The Israeli government on Monday withdrew the nomination of Dani Dayan — a former West Bank settlement leader — as ambassador to Brazil, ending a seven-month spat with the Brazilian government. Brazil, which formally recognized the state of Palestine in 2010, had refused to accept Dayan as the ambassador because of his links to Jewish settlements in the occupied territories.
“Prime Minister and Foreign Minister Benjamin Netanyahu has decided to appoint Dayan as consul general in New York,” the Israeli prime minister’s office said in a brief statement released Monday.
The move is a marked departure from the stance previously adopted by Netanyahu, who had initially vowed to stand firm on Dayan’s nomination, even at the cost of souring relations with Brazil. Since he was nominated for the position in August, the Dilma Rousseff-led administration had steadfastly refused to accept Dayan’s credentials.

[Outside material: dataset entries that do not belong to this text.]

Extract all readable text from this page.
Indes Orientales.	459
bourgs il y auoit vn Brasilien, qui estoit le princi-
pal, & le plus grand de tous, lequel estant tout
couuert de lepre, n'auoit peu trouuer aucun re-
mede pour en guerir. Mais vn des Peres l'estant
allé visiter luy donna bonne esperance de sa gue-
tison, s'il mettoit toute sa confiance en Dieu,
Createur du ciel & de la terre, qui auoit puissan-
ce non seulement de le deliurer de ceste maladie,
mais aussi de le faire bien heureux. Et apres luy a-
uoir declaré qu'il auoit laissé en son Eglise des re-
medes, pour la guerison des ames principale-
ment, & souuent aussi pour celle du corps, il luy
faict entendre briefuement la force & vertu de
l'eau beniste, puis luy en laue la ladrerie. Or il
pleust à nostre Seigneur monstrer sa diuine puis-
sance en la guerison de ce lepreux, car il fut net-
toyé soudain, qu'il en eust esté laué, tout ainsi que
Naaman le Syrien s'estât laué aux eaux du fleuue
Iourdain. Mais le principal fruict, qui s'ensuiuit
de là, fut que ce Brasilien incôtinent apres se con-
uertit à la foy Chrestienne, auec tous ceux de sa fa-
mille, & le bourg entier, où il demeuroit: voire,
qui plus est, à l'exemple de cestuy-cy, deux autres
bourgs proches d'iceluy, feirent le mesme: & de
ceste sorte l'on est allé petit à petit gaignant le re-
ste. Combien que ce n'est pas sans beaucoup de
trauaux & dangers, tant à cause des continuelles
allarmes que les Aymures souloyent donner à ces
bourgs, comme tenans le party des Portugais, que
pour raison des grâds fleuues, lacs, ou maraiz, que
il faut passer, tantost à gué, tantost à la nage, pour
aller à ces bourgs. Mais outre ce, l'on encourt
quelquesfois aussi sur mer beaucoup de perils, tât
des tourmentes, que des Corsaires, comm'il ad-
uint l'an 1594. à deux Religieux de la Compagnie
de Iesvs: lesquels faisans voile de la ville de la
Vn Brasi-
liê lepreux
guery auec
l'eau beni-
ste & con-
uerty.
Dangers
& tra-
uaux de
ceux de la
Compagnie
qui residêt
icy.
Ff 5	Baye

“I don't think that we folded. There was no choice,” Dayan, who himself lives in a West Bank settlement and is the former chairman of a settler council, reportedly told Israel's Army Radio when asked about the new appointment. “Those that did not want us in Brasilia, ended up getting us in New York, the capital of the world.”
The occupied territories in the West Bank, which Palestine says should be part of its future state, have been held by Israel since the Six-Day War in 1967, in direct contravention of the United Nations resolutions 242 and 446, which call for the withdrawal of the Israeli military from the region and an end to expansion of Jewish settlements.
According to an estimate by Israeli nonprofit Peace Now, in 2015, construction of 1,800 housing units, including nearly 1,550 permanent structures, began in West Bank settlements. Of these, at least 32 houses were built on private Palestinian land.
Nearly 600,000 Israelis live in the West Bank and east Jerusalem.
The Brazilian government, on its part, has repeatedly called for the creation of an “economically viable, territorially contiguous and sovereign” Palestinian state based on the internationally recognized borders of 1967.